Women long past menopause should not use hormones to prevent heart disease, researchers said on Wednesday.
/ Source: Reuters

Women long past menopause should not use hormones to prevent heart disease, researchers said on Wednesday.

But mounting evidence suggests hormone therapy may be useful for women early in menopause looking for short-term relief from hot flashes and other menopausal symptoms, another researcher said.

The international study on older women, published in the British Medical Journal, confirms recent findings that suggest hormone replacement therapy or HRT poses risks for women in their 60s just starting to take it.

“For long-term prevention of chronic diseases, hormone therapy would really not be advisable,” said Dr. JoAnn Manson, chief of the division of preventive medicine at Harvard Medical School’s Brigham & Women’s Hospital in Boston.

Manson, who was not involved in the British Medical Journal study, spoke separately at a news briefing on the latest thinking about hormone replacement therapy.

For many years, doctors had thought hormone therapy could protect women from chronic diseases and especially from heart disease.

But a 2002 study called the Women’s Health Initiative or WHI raised alarms about heart attack and stroke risks associated with the therapy, leading millions of women to abandon HRT.

Now growing evidence suggests these risks are most pronounced for women who start taking hormones later.

The latest study, initiated by the UK Medical Research Council, looked at 5,692 women in Britain, Australia and New Zealand with an average age of 63 who were about 15 years past menopause.

Heart benefit studied
The trial started in 1999 and was stopped after the WHI results were released. The findings show no overall disease prevention benefit and an increase in chest pain, heart attacks and blood clots for older women just starting HRT treatment.

Manson, a member of the Women’s Health Initiative Steering Committee, said the international study — dubbed WISDOM — was relatively small compared to the WHI study.

A new analysis of the WHI study in April suggested younger women may be able to safely take HRT if they start treatment within 10 years of menopause.

And a study in the New England Journal of Medicine last month suggested estrogen might protect younger women who just entered menopause from heart disease.

Now the WISDOM study concludes that older women do not get a heart benefit. “Hormone therapy should not be used for prevention of cardiovascular disease,” Manson said.

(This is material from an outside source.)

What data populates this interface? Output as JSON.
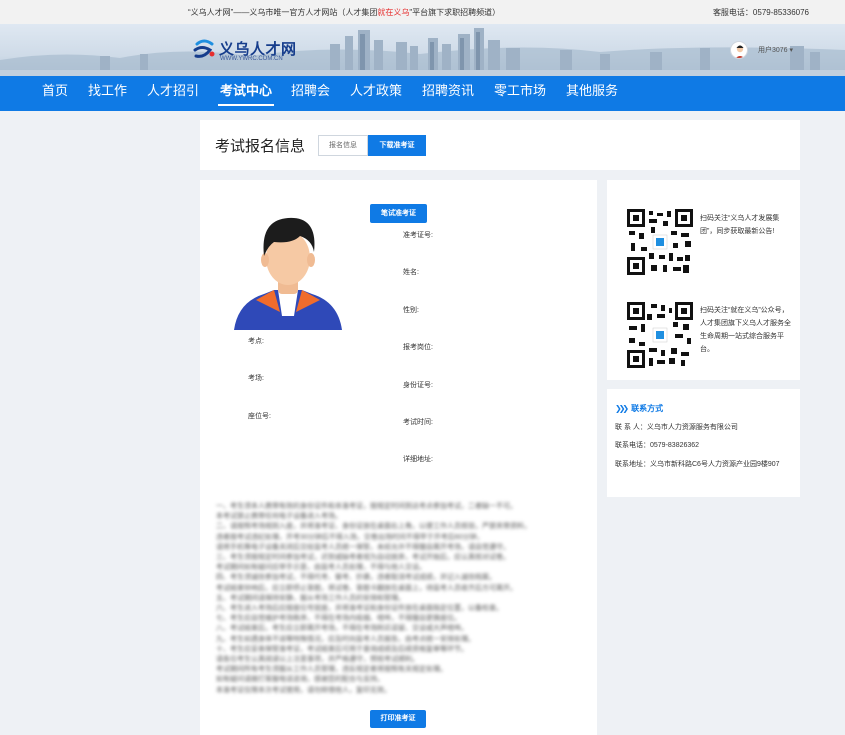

But she said HRT appears to be a reasonable choice for a recently menopausal woman who has hot flashes and night sweats that interfere with sleep and disrupt quality of life.

Manson recommends the lowest effective dose for the shortest duration necessary because longer-term use of HRT raises the risk of breast cancer.

“Many women can get by with only three to four years of treatment, where breast cancer would not be as great a factor in the benefit-risk equation.”

For women with known heart problems, HRT should not be used, she said.